I might also compare this collection to a mosaic since its many fragments, each beautiful on its own, construct something larger than the sum of its parts. One of the most striking images in the collection is that of an insect preserved in amber; I borrow this as a metaphor for the book. Pokrass has assembled many moments and feelings, and they are here, preserved, each on their own page. It is up to the reader to put them in a line mentally and order them (or maybe, instead, to simply sit back and feel their cumulative effect).

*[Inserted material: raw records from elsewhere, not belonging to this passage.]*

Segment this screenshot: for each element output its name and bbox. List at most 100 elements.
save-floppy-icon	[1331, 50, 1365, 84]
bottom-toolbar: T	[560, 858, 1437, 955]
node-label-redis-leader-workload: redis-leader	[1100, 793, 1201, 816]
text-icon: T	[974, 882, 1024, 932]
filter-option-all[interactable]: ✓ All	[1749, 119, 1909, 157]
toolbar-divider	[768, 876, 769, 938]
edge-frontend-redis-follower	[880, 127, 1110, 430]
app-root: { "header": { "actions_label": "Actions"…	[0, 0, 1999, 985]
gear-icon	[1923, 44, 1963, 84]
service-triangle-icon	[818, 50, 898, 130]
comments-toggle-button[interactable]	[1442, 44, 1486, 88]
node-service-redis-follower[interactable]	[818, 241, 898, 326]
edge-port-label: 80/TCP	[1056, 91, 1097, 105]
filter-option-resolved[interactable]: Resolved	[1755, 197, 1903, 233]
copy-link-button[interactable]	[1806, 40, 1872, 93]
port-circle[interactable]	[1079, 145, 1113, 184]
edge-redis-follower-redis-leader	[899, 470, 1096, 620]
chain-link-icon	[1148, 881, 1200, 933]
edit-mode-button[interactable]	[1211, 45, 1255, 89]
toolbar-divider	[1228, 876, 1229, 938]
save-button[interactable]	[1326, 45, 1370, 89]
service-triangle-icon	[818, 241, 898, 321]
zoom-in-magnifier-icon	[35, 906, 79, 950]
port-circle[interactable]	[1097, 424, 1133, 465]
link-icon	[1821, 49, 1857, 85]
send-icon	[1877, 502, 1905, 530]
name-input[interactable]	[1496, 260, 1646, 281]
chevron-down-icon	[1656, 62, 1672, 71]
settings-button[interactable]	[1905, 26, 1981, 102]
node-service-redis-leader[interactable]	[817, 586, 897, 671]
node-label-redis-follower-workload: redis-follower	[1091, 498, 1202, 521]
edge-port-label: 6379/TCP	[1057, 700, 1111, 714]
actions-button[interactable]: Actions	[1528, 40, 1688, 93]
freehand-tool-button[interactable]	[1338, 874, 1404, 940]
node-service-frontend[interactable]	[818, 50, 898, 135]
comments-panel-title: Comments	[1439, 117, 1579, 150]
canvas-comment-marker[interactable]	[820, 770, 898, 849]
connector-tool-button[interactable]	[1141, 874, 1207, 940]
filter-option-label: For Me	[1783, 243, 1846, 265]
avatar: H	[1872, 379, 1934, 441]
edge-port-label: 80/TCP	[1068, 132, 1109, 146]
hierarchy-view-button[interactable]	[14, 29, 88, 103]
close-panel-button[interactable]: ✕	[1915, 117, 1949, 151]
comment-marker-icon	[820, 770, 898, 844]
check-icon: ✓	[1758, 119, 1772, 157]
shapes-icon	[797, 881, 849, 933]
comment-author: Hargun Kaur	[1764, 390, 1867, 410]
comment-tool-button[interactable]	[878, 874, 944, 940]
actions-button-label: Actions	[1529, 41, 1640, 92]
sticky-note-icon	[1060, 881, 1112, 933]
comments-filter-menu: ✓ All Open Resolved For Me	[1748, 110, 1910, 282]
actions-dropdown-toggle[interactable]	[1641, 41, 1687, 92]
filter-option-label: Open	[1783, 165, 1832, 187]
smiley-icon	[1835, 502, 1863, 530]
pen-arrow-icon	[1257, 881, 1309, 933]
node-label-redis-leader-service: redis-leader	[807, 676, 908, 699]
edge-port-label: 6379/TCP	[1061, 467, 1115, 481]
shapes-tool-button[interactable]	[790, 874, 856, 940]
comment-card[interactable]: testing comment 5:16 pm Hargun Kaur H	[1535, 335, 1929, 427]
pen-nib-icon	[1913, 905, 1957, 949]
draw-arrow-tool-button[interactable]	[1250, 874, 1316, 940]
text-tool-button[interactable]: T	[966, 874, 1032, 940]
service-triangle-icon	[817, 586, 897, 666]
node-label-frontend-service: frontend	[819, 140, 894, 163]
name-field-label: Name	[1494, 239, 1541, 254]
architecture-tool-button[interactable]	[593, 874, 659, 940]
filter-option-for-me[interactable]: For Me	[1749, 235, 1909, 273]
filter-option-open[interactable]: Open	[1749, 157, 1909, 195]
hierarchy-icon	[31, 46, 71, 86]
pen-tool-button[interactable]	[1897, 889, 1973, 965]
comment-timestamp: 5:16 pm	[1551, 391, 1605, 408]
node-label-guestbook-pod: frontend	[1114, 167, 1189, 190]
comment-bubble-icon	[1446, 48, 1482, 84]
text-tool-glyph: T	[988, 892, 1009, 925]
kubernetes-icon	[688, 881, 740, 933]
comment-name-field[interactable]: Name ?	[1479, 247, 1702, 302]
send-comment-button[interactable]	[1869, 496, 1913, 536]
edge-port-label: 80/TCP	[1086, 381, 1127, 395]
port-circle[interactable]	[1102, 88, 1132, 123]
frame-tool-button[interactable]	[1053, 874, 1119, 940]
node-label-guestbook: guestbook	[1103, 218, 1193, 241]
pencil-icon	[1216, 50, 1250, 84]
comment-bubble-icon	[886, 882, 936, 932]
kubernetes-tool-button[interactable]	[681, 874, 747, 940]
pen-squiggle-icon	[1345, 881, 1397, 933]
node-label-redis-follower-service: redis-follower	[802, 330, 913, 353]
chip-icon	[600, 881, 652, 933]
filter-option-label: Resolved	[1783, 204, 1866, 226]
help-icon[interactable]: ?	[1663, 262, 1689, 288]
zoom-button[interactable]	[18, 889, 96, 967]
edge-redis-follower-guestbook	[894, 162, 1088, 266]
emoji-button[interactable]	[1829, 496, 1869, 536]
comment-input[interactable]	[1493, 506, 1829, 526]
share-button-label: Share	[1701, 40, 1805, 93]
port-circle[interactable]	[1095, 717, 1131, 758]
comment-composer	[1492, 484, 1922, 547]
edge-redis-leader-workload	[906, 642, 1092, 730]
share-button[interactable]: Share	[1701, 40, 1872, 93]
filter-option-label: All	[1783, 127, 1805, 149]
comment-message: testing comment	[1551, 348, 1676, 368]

The micros switch between third and second-person points of view, and they skip around in time. The fears of youth—“you were never afraid of hell. Only of being a girl in a house full of so many turned-off lights”—mingle with the regrets of adulthood. At the heart of the collection is “Weather,” a micro in first person that’s ostensibly written to be a one-sided conversation (like we are listening to someone talk on the phone). Here, the speaker is presumably talking about “bad weather,” but the subject deepens, and they say, “We do get used to our lives, whatever they are. Well, not really, I mean it is impossible not to wish for something better.” The piece “Movies” sharpens this insight, as the protagonist cries while watching films, and Pokrass reflects: “To cry at all, in a movie, is scrunching up in the corner of your life and seeing what is sad, or good, but wrong, or what could have been.”

Spinning to Mars captures the struggle to navigate the complexities of human relationships and find fulfillment in life. Bittersweet longing gives way to humor, to horror, to beauty, to awkwardness, and to loss. Reading these micros feels like the act of remembering. They relate and interlock, but are scattered: out of chronological sequence, in different points of view. They influence each other and me, the reader/rememberer, but in a layered, complex way that I am not fully aware of until I stop and reflect.

So, too, do the experiences we gather by living accumulate in fragments, memories—insects in amber—frozen outside of time in our minds. It is up to each of us what we do with these memories and what meaning we may find in them, but we first have to remember.